Prescott Circus showcase pathways pyramid. Photo courtesy of Prescott Circus.

By Post Staff

The Prescott Circus, Oakland’s longest-running youth circus, is returning this summer with its free shows. Join the Prescott Circus’s young stars as they share their joys and talents through stilt-dancing, tumbling, juggling, and more.

At the heart of this one-hour show, which demonstrates teamwork, pride, and joy, are Oakland Unified School District students ages 8 – 17 from more than 10 different schools

Now in its 41st year, the Prescott Circus Theatre is a nationally recognized performing arts education program for Oakland youth. The circus offers safe environments that challenge Oakland youth, through circus arts training, to develop the skills and confidence to thrive on stage, in school, and in life.

This is accomplished through no-cost school and community programs for more than 300 Oakland youth each year. Performing company members from Prescott, where the program began, perform and make appearances at as many as 40 Bay Area events each year.

The summer program is funded in part by Oakland Fund for Children and Youth, California Arts Council, Port of Oakland, and the West Davis & Bergard Foundation.

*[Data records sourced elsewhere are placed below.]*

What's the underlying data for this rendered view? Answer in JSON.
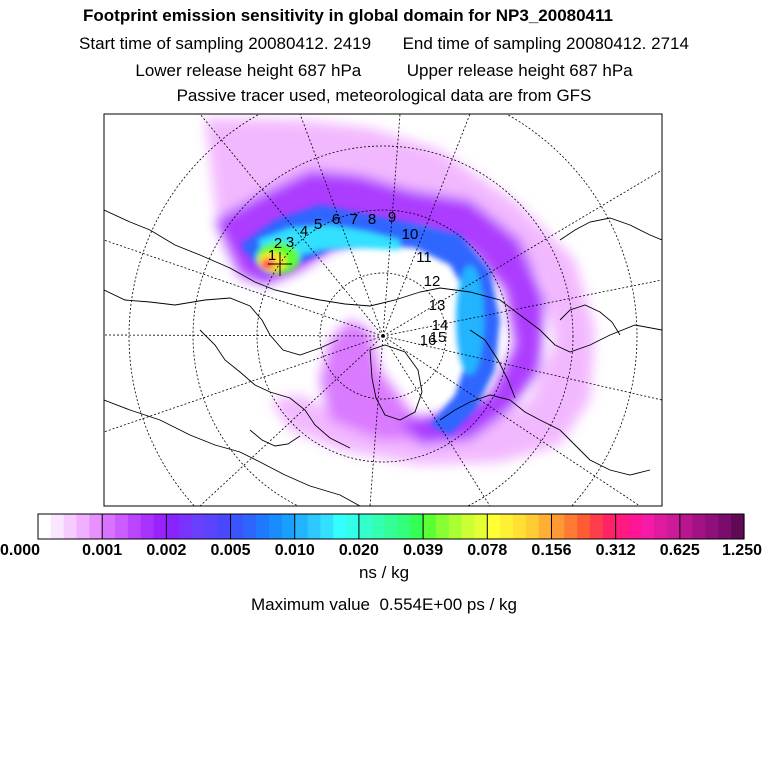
{
  "header": {
    "title": "Footprint emission sensitivity in global domain for NP3_20080411",
    "start_label": "Start time of sampling",
    "start_value": "20080412.  2419",
    "end_label": "End time of sampling",
    "end_value": "20080412.  2714",
    "lower_label": "Lower release height",
    "lower_value": "687 hPa",
    "upper_label": "Upper release height",
    "upper_value": "687 hPa",
    "note": "Passive tracer used, meteorological data are from GFS"
  },
  "chart_data": {
    "type": "heatmap",
    "projection": "polar stereographic (north pole)",
    "title": "Footprint emission sensitivity in global domain for NP3_20080411",
    "colorbar": {
      "tick_labels": [
        "0.000",
        "0.001",
        "0.002",
        "0.005",
        "0.010",
        "0.020",
        "0.039",
        "0.078",
        "0.156",
        "0.312",
        "0.625",
        "1.250"
      ],
      "colors": [
        "#ffffff",
        "#fbe6ff",
        "#f6ccff",
        "#f0b0ff",
        "#e890ff",
        "#d873ff",
        "#cc5cff",
        "#bb44ff",
        "#a833ff",
        "#9a22ff",
        "#8a22ff",
        "#7a33ff",
        "#6a40ff",
        "#5a44ff",
        "#4a48ff",
        "#3a55ff",
        "#2d66ff",
        "#1f7aff",
        "#1a8cff",
        "#19a0ff",
        "#22b4ff",
        "#2cc8ff",
        "#33e0ff",
        "#33ffff",
        "#33ffe8",
        "#33ffcc",
        "#33ffb0",
        "#33ff96",
        "#33ff7a",
        "#33ff55",
        "#5cff33",
        "#88ff33",
        "#aaff33",
        "#ccff33",
        "#e6ff33",
        "#ffff33",
        "#fff033",
        "#ffe033",
        "#ffcc33",
        "#ffb033",
        "#ff9933",
        "#ff7a33",
        "#ff5c33",
        "#ff3d4d",
        "#ff2266",
        "#ff1a80",
        "#ff1493",
        "#f51aa8",
        "#e01a9e",
        "#cc1a99",
        "#b8158f",
        "#a31285",
        "#8f107a",
        "#7a0d6b",
        "#5e0a55"
      ],
      "unit": "ns / kg"
    },
    "max_label": "Maximum value",
    "max_value": "0.554E+00",
    "max_unit": "ps / kg",
    "trajectory_labels": [
      "1",
      "2",
      "3",
      "4",
      "5",
      "6",
      "7",
      "8",
      "9",
      "10",
      "11",
      "12",
      "13",
      "14",
      "15",
      "16"
    ]
  }
}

Performances will be held Tuesday, July 14, 11 a.m. and 1:30 p.m. (ASL interpreted) and Wednesday, July 15, 11 a.m., at the Malonga Casquelourd Center for the Arts, 1428 Alice St., Oakland. For free reservations go to

https://PrescottCircusSummerShows.eventbrite.com

For group reservations for camps, childcare centers, senior centers, go to www.prescottcircus.org

A community show will be held Saturday, July 18, 2 p.m. to 3 p.m., at DeFremery Park,1651 Adeline St., Oakland.